GMF chief, Tom Park, says he is pleased with early progress on a number of initiatives identified in the strategic action plan last year including the sale of non-core businesses, working core assets harder and improved capital management, with net operating cash flow up A$112 million.
"The half year profit result across the group is credible given the internal restructuring the company has gone through and difficult trading conditions, especially in the food service industry. Additionally, we met our commitment to no net abnormals.
"We have also moved aggressively to implement capital management and productivity initiatives evident in lower overheads, improved operating cash flow, and return on funds employed rising towards our mid term target of 15%."
Mr Park says the company's global ingredients business performed strongly on the back of productivity work and firmer gelatin prices but notes that ongoing businesses are not yet performing to their potential, as seen in the modest net sales growth in the first half.
"Going forward, we have focused on all elements of productivity as the fuel for growth, including conversion costs, materials management, formulations, yields, distribution and warehousing and overheads."
The company also announced that regulatory officials in the United States had approved a revised sales agreement for the sale of the Leiner Davis gelatin business to DGF Stoess AG.
Under the new deal DGF Stoess will acquire all of the gelatin business for US$112.5 million, except for the Leiner Davis operations in the United States and Argentina. The previously agreed price was US$170 million.
"The gelatin operations remaining in our hands are a viable business in their own right that will generate adequate returns," says Mr Park.
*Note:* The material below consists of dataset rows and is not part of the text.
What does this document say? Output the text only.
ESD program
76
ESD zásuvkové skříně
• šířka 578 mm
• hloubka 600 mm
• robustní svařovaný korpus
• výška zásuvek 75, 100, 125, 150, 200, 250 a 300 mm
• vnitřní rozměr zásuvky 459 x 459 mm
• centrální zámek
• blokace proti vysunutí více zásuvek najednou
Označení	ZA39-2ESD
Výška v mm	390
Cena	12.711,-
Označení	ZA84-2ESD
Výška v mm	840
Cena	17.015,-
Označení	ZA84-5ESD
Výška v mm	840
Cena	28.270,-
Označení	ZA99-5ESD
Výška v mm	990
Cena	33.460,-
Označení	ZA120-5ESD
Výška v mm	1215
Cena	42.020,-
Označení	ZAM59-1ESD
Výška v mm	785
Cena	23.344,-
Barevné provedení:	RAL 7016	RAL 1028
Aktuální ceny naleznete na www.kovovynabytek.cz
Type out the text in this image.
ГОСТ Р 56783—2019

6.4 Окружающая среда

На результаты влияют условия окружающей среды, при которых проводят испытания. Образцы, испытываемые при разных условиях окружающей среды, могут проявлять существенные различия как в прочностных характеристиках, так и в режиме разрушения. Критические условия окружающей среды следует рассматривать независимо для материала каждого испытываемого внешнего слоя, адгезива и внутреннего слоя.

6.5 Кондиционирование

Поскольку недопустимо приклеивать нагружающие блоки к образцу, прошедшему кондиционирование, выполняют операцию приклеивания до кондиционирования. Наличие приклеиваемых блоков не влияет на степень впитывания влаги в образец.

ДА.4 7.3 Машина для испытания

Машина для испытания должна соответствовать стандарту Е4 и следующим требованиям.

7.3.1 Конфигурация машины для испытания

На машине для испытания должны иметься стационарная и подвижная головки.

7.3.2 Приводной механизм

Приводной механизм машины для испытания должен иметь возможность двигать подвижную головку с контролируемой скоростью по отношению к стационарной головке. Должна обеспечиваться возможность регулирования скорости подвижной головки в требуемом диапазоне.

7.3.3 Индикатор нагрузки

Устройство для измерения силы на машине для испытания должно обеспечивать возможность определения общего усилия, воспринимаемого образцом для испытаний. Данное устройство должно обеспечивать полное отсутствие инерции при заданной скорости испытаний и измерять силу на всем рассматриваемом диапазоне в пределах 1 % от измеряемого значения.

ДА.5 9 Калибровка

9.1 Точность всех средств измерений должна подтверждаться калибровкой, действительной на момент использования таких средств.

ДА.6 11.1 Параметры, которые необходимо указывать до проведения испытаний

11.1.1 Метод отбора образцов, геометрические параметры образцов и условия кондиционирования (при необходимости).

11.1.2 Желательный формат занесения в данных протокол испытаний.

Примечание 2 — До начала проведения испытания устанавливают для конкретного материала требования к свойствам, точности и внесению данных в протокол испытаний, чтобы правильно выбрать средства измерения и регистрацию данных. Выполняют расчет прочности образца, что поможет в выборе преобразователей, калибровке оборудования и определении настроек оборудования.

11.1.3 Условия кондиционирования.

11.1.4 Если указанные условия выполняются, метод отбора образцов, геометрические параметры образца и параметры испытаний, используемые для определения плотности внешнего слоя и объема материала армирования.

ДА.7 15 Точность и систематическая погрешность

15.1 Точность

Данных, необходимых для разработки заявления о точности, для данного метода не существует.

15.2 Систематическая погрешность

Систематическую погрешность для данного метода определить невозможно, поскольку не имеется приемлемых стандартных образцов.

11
"However, consistent with our long term strategy to focus on retail branded businesses, we will look to divest the remaining gelatin operations in due course in a way that protects employees and maximises shareholder value."
Mr Park said that Goodman Fielder would use part of the sale proceeds to fund the proposed A$100 million second tranche of the share buy back subject to all approvals and the share buy back rules of the Australian Stock Exchange.
GMF directors have declared an interim dividend of A3.5 cents per share franked to 50%.